O’Connor, visibly moved, accepted the bronze plaque. The class, nearly filling the large lecture room in Emerson Hall, burst into applause. Since neither O’Connor nor his long-running course on the history of Boston could by any stretch of the imagination be considered purely evil, emotions of uneasiness were running high. But in a few moments it was all over. Shinagel and entourage, led by drum and fife, exited the room, leaving only the vase of flowers behind.
“Now how do you top that?” O’Connor exclaimed. “These are the things that will keep you coming back to the Extension program year after year. You never know what will happen!”
O’Connor, 82, an emeritus professor of history at Boston College, has been teaching in the Harvard Extension School for 36 years. It began with a course in American history at the Old South Meeting House in Boston organized by the Lowell Institute. In 1975, when Shinagel became dean of Continuing Education, he asked O’Connor if he would like to bring his course to Harvard.
“At first I said no because I thought I’d never get the students in Cambridge that I had in Boston, but he said, ‘Why don’t you try it for one year?’”
O’Connor gave it a shot and has been teaching at Harvard ever since. Eventually, he dropped his original two-semester course in American history and began teaching a one-semester course on the history of Boston. But it was hard cramming in everything from the Puritans to the busing crisis, so he expanded it to two semesters.
O’Connor’s misgivings about the quality of Cambridge students turned out to be largely unfounded.
“The happiest thing about the experience has been the students. I so much enjoy the adult learners. The older people have so much more life experience. You’ll get someone in the class who says, ‘My dad knew Michael Curley,’ or ‘My uncle was in the Boston police strike.’ It makes things so much more interesting.”

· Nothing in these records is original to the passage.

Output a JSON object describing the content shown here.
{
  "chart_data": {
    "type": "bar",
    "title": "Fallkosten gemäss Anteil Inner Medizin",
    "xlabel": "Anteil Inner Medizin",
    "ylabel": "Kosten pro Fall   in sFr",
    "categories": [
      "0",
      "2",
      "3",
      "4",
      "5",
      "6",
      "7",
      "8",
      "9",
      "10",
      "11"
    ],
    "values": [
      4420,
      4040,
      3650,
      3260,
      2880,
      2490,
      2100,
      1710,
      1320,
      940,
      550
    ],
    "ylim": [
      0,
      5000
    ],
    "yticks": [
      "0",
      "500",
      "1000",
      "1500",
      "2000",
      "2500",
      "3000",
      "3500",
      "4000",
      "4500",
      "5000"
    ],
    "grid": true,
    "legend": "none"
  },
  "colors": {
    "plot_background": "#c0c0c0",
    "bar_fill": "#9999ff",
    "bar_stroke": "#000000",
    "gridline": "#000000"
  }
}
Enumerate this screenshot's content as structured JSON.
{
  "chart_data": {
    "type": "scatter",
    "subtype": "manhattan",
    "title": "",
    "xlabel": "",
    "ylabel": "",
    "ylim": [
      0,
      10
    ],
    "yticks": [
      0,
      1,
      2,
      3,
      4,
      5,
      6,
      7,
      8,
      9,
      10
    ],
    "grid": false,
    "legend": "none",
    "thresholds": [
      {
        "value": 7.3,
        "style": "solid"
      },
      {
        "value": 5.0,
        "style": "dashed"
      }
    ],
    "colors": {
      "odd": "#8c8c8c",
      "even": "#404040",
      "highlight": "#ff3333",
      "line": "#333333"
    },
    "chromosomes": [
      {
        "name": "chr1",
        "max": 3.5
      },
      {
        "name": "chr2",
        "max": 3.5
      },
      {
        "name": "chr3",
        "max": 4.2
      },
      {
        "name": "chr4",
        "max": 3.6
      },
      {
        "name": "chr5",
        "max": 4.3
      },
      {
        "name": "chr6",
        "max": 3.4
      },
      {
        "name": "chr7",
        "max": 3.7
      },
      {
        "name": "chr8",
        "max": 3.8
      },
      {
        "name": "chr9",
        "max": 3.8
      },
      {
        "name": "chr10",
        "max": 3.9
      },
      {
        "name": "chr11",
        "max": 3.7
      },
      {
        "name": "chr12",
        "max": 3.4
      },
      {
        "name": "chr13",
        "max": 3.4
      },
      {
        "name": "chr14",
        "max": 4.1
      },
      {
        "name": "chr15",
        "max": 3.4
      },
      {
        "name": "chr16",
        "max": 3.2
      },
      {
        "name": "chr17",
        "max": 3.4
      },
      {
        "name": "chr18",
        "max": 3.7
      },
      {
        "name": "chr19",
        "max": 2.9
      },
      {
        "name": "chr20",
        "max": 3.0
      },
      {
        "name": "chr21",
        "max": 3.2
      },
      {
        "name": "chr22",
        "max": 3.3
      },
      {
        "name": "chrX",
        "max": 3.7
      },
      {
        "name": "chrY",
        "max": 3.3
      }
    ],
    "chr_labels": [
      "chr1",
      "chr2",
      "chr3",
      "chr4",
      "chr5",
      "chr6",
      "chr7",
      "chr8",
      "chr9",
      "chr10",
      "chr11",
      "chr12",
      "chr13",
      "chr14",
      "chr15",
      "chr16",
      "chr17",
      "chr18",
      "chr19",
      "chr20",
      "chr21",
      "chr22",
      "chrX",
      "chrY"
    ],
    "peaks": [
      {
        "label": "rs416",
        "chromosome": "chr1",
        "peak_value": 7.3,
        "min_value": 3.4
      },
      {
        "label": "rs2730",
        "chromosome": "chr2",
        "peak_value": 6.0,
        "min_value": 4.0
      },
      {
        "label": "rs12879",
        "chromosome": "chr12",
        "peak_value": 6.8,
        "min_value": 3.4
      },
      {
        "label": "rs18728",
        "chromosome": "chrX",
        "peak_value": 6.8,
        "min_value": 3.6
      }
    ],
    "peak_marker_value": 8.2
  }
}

The author of many books on Boston history, O’Connor has seen the character of the city change profoundly since he began writing about it. His first book on Boston was a short history of the city titled “Bibles, Brahmins, and Bosses” (1976). It chronicles the Colonial era, the rise of the 19th century Protestant elite, and finally the growth of the Irish political machine.
But when he updated the book in 2001, he realized the old title no longer reflected the city’s story.
“Between 1975 and 2000, the city of Boston changed so much demographically. The Latin, black, and Asian populations became so much more important. It’s a very healthy diversity.”
O’Connor retitled the book “The Hub: Boston Past and Present.”
O’Connor can claim yet another distinction. In all his years of teaching at the Extension School, he has never missed a class.
“When you have 100 to 150 students waiting for you, you just can’t not show up. It’s a great responsibility.”
He said that he will miss teaching, but he has decided that it will be best to retire while his dynamic, engaging lecture style and his perfect attendance record are still intact.
“I don’t want to become some old crock trying to remember his lines.”
But there will still be plenty to do. He is working on a new book called “The Athens of America” on social reform movements in Boston before the Civil War. He also expects to deliver an occasional lecture, and he will continue to serve as the official university historian of Boston College, a sort of one-man institutional memory.
“I’m really very pleasantly ensconced. I hope to continue to make a contribution.”